Hiperuricemia persistente
• Rasburicase adicional conforme níveis (1,5–7,5 mg EV).
##### **Situações especiais**
###### **• Venetoclax: **
Iniciar com ramp-up escalonado; hospitalizar nas duas primeiras doses se CrCl \<80 mL/min.
O Venetoclax é uma medicação antineoplásica oral que atua como inibidor seletivo da proteína BCL-2 (B-cell lymphoma 2) — uma proteína que impede a morte celular programada (apoptose) e costuma estar superexpressa em diversas neoplasias hematológicas.
Ao bloquear a BCL-2, o Venetoclax restaura o mecanismo natural de apoptose, levando à destruição rápida das células malignas, especialmente linfócitos neoplásicos, motivo pelo qual é altamente eficaz em doenças como leucemia linfocítica crônica (LLC), leucemia mieloide aguda (LMA) e linfoma de células do manto, entre outras. Seu efeito rápido e potente, embora benéfico, aumenta o risco de síndrome de lise tumoral, exigindo introdução com ramp-up (escalonamento de dose), hidratação e profilaxia com alopurinol ou rasburicase.
O Venetoclax é geralmente usado em combinação com outros agentes, como obinutuzumabe, azacitidina, decitabina ou rituximabe, e é uma das principais terapias-alvo da era moderna da onco-hematologia.
###### **• Pseudohipercalemia:**
Comum em leucocitoses extremas (>100.000); confirmar com gasometria (amostra sem centrifugação).

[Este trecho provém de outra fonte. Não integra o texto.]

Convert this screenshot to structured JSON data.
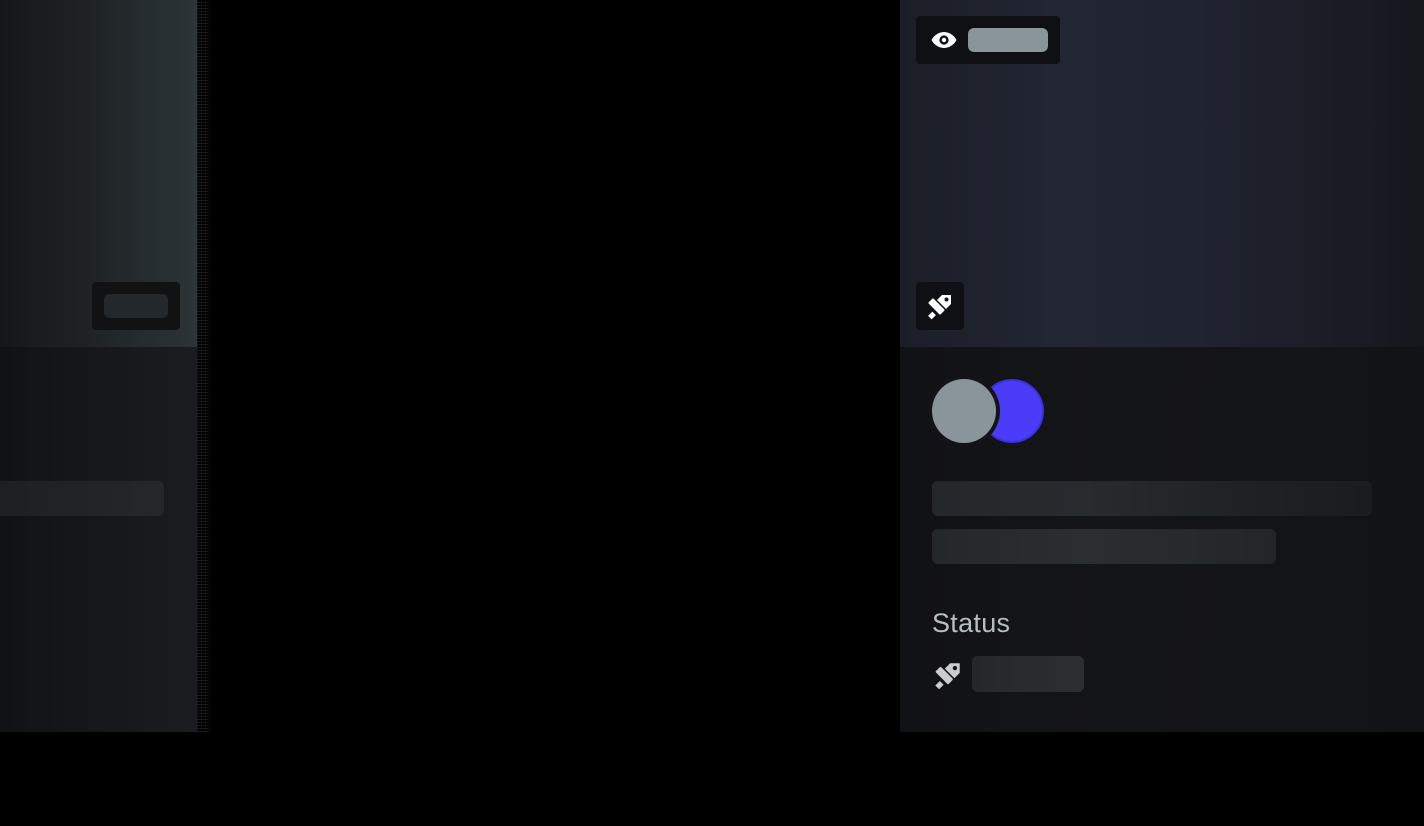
{
  "left_card": {
    "state": "loading-skeleton"
  },
  "right_card": {
    "views_chip": {
      "icon": "eye-icon",
      "value_state": "loading"
    },
    "badge_chip": {
      "icon": "pen-ruler-icon"
    },
    "avatars": [
      {
        "name": "avatar-placeholder",
        "color": "#8a949b"
      },
      {
        "name": "avatar-placeholder",
        "color": "#4a3cf7"
      }
    ],
    "status": {
      "label": "Status",
      "icon": "pen-ruler-icon",
      "value_state": "loading"
    }
  },
  "colors": {
    "background": "#000000",
    "accent": "#4a3cf7",
    "skeleton": "#8a949b",
    "text_muted": "#b8bfc4"
  }
}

###### **• Pacientes com DRC avançada**
Avaliar cateter prévio e início precoce de terapia renal substitutiva se hipercalemia, hipofosfatemia grave ou anúria.
##### ** Monitorização pós-tratamento**
• Seguir urato, fósforo, cálcio e creatinina até normalização.
• Evitar nefrotóxicos (AINEs, IECAs, aminoglicosídeos, contraste).
• Manter vigilância 7 dias após início da quimioterapia.
##### **Mensagem final do NefroAtual**
A síndrome de lise tumoral é potencialmente letal, mas totalmente prevenível com vigilância laboratorial e hidratação precoce.
O uso racional da rasburicase, o controle rigoroso de eletrólitos e a identificação precoce dos pacientes de alto risco são o segredo do bom desfecho. E você? Tem acompanhado pacientes com lise tumoral? Como está seu conhecimento de onconefrologia?